L’immigration aurait donc bien pour effet semble-t-il de faire baisser les salaires – et / ou d’accroître le taux de chômage – des autochtones les plus directement en concurrence avec les nouveaux immigrés sur le marché du travail, à savoir les non qualifiés dans le cas d’une immigration assez largement non qualifiée comme c’est le cas pour la France3. L‘effet, dont l’ampleur est débattue, est en principe maximal à « court terme », i.e. pendant le temps nécessaire pour que le stock de capital s’ajuste. Il pourrait persister à moyen et long terme, pour autant que l’offre de travail qualifié soit « inélastique », c’est-à-dire peu sensible au niveau de rémunération : car dans ce cas si la rentabilité du capital accrue par l’afflux de main d’œuvre immigrée non qualifiée entraîne une accumulation du capital qui tend à ramener le salaire moyen vers son niveau d’équilibre, la main d’œuvre qualifiée reste – du fait de l’offre inélastique – relativement rare – donc chère – faute de pouvoir s’ajuster rapidement aux nouvelles conditions économiques.

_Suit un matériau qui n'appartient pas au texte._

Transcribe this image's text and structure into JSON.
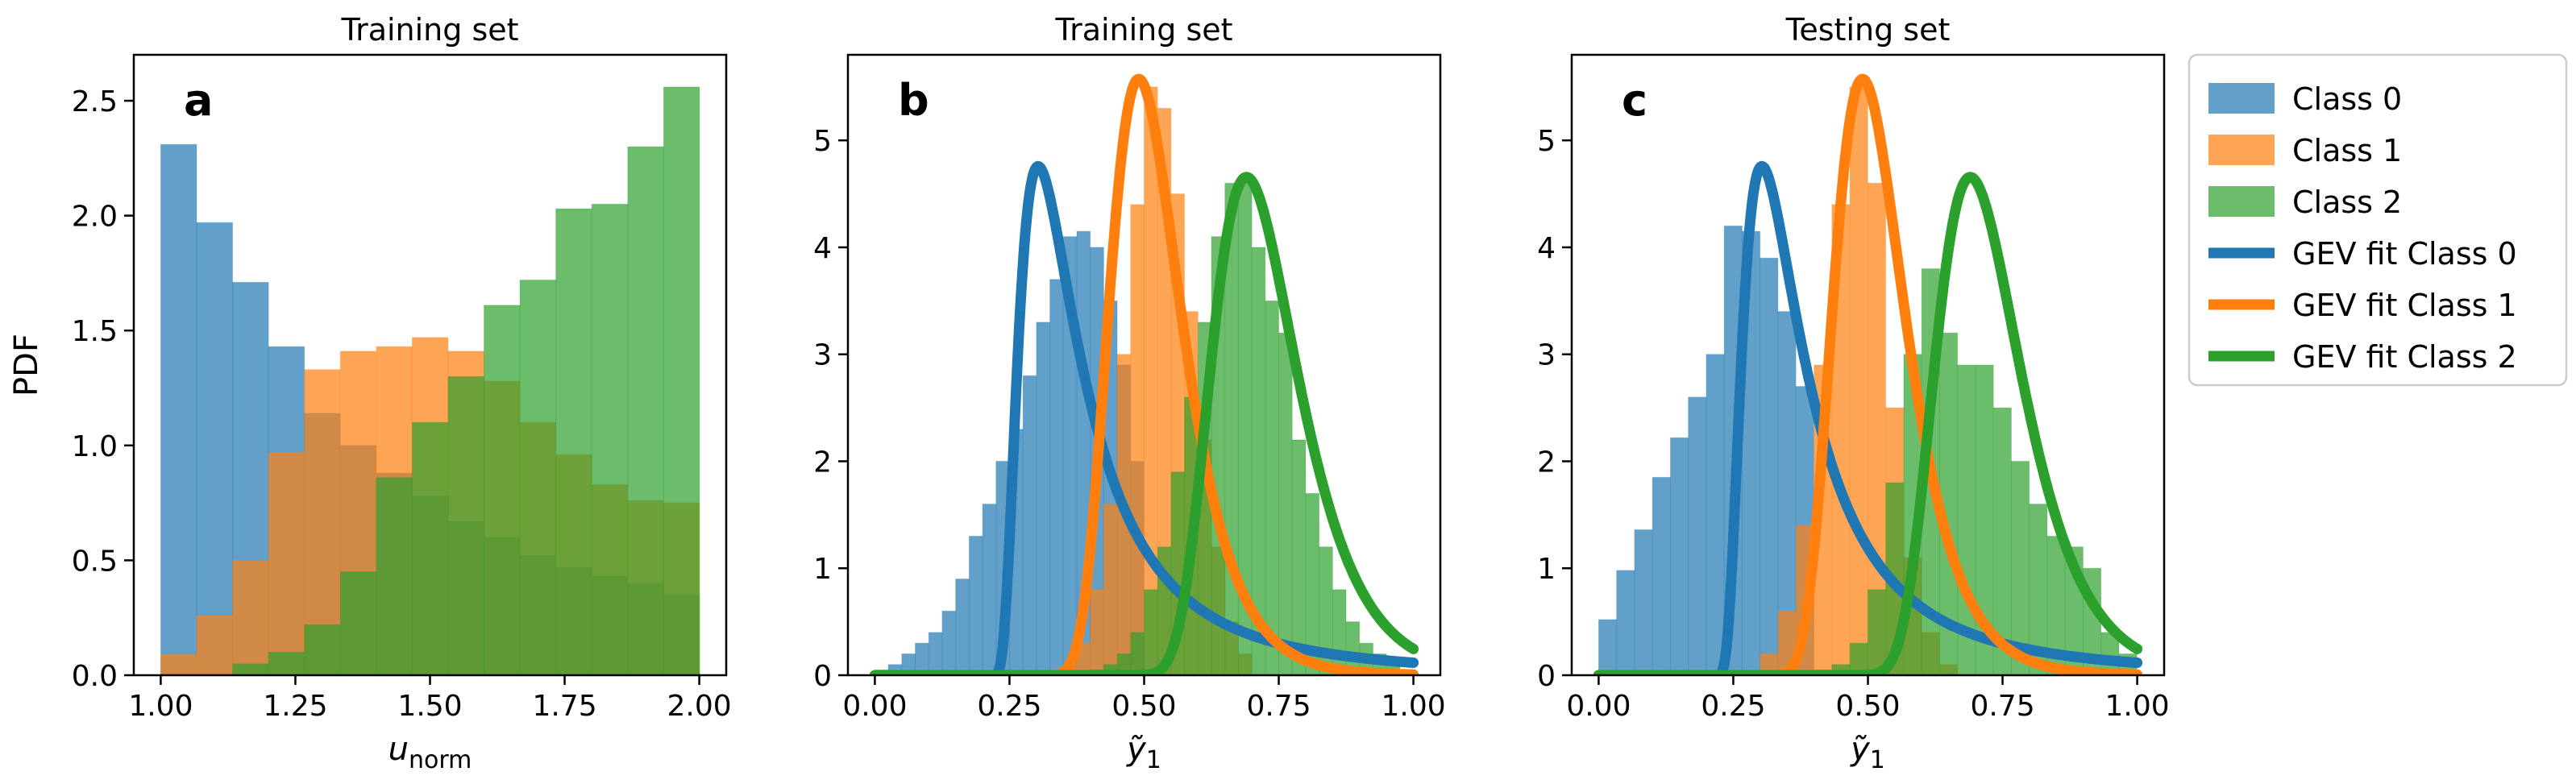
{
  "colors": {
    "class0": "#1f77b4",
    "class1": "#ff7f0e",
    "class2": "#2ca02c"
  },
  "legend": {
    "placement": "outside-right",
    "entries": [
      {
        "label": "Class 0",
        "kind": "bar",
        "class": 0
      },
      {
        "label": "Class 1",
        "kind": "bar",
        "class": 1
      },
      {
        "label": "Class 2",
        "kind": "bar",
        "class": 2
      },
      {
        "label": "GEV fit Class 0",
        "kind": "line",
        "class": 0
      },
      {
        "label": "GEV fit Class 1",
        "kind": "line",
        "class": 1
      },
      {
        "label": "GEV fit Class 2",
        "kind": "line",
        "class": 2
      }
    ]
  },
  "chart_data": [
    {
      "type": "bar",
      "title": "Training set",
      "panel_label": "a",
      "xlabel": "u",
      "xlabel_sub": "norm",
      "ylabel": "PDF",
      "xlim": [
        0.95,
        2.05
      ],
      "ylim": [
        0,
        2.7
      ],
      "xticks": [
        "1.00",
        "1.25",
        "1.50",
        "1.75",
        "2.00"
      ],
      "xtick_values": [
        1.0,
        1.25,
        1.5,
        1.75,
        2.0
      ],
      "yticks": [
        "0.0",
        "0.5",
        "1.0",
        "1.5",
        "2.0",
        "2.5"
      ],
      "ytick_values": [
        0,
        0.5,
        1.0,
        1.5,
        2.0,
        2.5
      ],
      "grid": false,
      "histograms": [
        {
          "class": 0,
          "bin_start": 1.0,
          "bin_width": 0.0667,
          "values": [
            2.31,
            1.97,
            1.71,
            1.43,
            1.14,
            1.0,
            0.88,
            0.78,
            0.67,
            0.6,
            0.52,
            0.47,
            0.43,
            0.4,
            0.35
          ]
        },
        {
          "class": 1,
          "bin_start": 1.0,
          "bin_width": 0.0667,
          "values": [
            0.09,
            0.26,
            0.5,
            0.97,
            1.33,
            1.41,
            1.43,
            1.47,
            1.41,
            1.28,
            1.1,
            0.96,
            0.83,
            0.76,
            0.75
          ]
        },
        {
          "class": 2,
          "bin_start": 1.0,
          "bin_width": 0.0667,
          "values": [
            0.0,
            0.0,
            0.05,
            0.1,
            0.22,
            0.45,
            0.86,
            1.1,
            1.3,
            1.61,
            1.72,
            2.03,
            2.05,
            2.3,
            2.56
          ]
        }
      ],
      "fits": []
    },
    {
      "type": "bar",
      "title": "Training set",
      "panel_label": "b",
      "xlabel": "ỹ",
      "xlabel_sub": "1",
      "ylabel": "",
      "xlim": [
        -0.05,
        1.05
      ],
      "ylim": [
        0,
        5.8
      ],
      "xticks": [
        "0.00",
        "0.25",
        "0.50",
        "0.75",
        "1.00"
      ],
      "xtick_values": [
        0,
        0.25,
        0.5,
        0.75,
        1.0
      ],
      "yticks": [
        "0",
        "1",
        "2",
        "3",
        "4",
        "5"
      ],
      "ytick_values": [
        0,
        1,
        2,
        3,
        4,
        5
      ],
      "grid": false,
      "histograms": [
        {
          "class": 0,
          "bin_start": 0.0,
          "bin_width": 0.025,
          "values": [
            0.05,
            0.1,
            0.2,
            0.3,
            0.4,
            0.6,
            0.9,
            1.3,
            1.6,
            2.0,
            2.3,
            2.8,
            3.3,
            3.7,
            4.1,
            4.15,
            4.0,
            3.5,
            2.9,
            2.0
          ]
        },
        {
          "class": 1,
          "bin_start": 0.35,
          "bin_width": 0.025,
          "values": [
            0.1,
            0.3,
            0.8,
            1.6,
            3.0,
            4.4,
            5.5,
            5.3,
            4.5,
            3.4,
            2.2,
            1.2,
            0.5,
            0.2
          ]
        },
        {
          "class": 2,
          "bin_start": 0.4,
          "bin_width": 0.025,
          "values": [
            0.05,
            0.1,
            0.2,
            0.4,
            0.8,
            1.2,
            1.9,
            2.6,
            3.3,
            4.1,
            4.6,
            4.6,
            4.0,
            3.5,
            3.2,
            2.2,
            1.7,
            1.2,
            0.8,
            0.5,
            0.3,
            0.2,
            0.1,
            0.05
          ]
        }
      ],
      "fits": [
        {
          "class": 0,
          "mu": 0.34,
          "sigma": 0.09,
          "xi": 0.6,
          "x_from": 0.0,
          "x_to": 1.0
        },
        {
          "class": 1,
          "mu": 0.49,
          "sigma": 0.066,
          "xi": 0.0,
          "x_from": 0.0,
          "x_to": 1.0
        },
        {
          "class": 2,
          "mu": 0.69,
          "sigma": 0.079,
          "xi": 0.0,
          "x_from": 0.0,
          "x_to": 1.0
        }
      ]
    },
    {
      "type": "bar",
      "title": "Testing set",
      "panel_label": "c",
      "xlabel": "ỹ",
      "xlabel_sub": "1",
      "ylabel": "",
      "xlim": [
        -0.05,
        1.05
      ],
      "ylim": [
        0,
        5.8
      ],
      "xticks": [
        "0.00",
        "0.25",
        "0.50",
        "0.75",
        "1.00"
      ],
      "xtick_values": [
        0,
        0.25,
        0.5,
        0.75,
        1.0
      ],
      "yticks": [
        "0",
        "1",
        "2",
        "3",
        "4",
        "5"
      ],
      "ytick_values": [
        0,
        1,
        2,
        3,
        4,
        5
      ],
      "grid": false,
      "histograms": [
        {
          "class": 0,
          "bin_start": 0.0,
          "bin_width": 0.0333,
          "values": [
            0.52,
            0.98,
            1.36,
            1.85,
            2.22,
            2.6,
            3.0,
            4.2,
            4.15,
            3.9,
            3.4,
            2.7
          ]
        },
        {
          "class": 1,
          "bin_start": 0.3,
          "bin_width": 0.0333,
          "values": [
            0.2,
            0.6,
            1.4,
            2.9,
            4.4,
            5.5,
            4.6,
            2.5,
            1.1,
            0.4,
            0.1
          ]
        },
        {
          "class": 2,
          "bin_start": 0.4,
          "bin_width": 0.0333,
          "values": [
            0.05,
            0.1,
            0.3,
            0.8,
            1.8,
            3.0,
            3.8,
            3.2,
            2.9,
            2.9,
            2.5,
            2.0,
            1.6,
            1.3,
            1.2,
            1.0,
            0.4,
            0.2
          ]
        }
      ],
      "fits": [
        {
          "class": 0,
          "mu": 0.34,
          "sigma": 0.09,
          "xi": 0.6,
          "x_from": 0.0,
          "x_to": 1.0
        },
        {
          "class": 1,
          "mu": 0.49,
          "sigma": 0.066,
          "xi": 0.0,
          "x_from": 0.0,
          "x_to": 1.0
        },
        {
          "class": 2,
          "mu": 0.69,
          "sigma": 0.079,
          "xi": 0.0,
          "x_from": 0.0,
          "x_to": 1.0
        }
      ]
    }
  ]
}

Au total, les conditions d’existence des non qualifiés autochtones sont affectées de deux manières par l’immigration de main d’œuvre non qualifiée : celle-ci tendrait à déprimer leurs salaires et à accroître leur chômage. A contrario, les classes supérieures bénéficient d’un abondant réservoir potentiel de main d’œuvre domestique faiblement payée. On comprend aisément, dans ces conditions, que l’immigration se heurte à une hostilité bien plus marquée au sein des classes populaires qu’au sein des classes moyennes ou supérieures, ces dernières disposant en outre de moyens financiers bien supérieurs à ceux des autochtones modestes qui leur permettent d’échapper au voisinage des populations immigrées.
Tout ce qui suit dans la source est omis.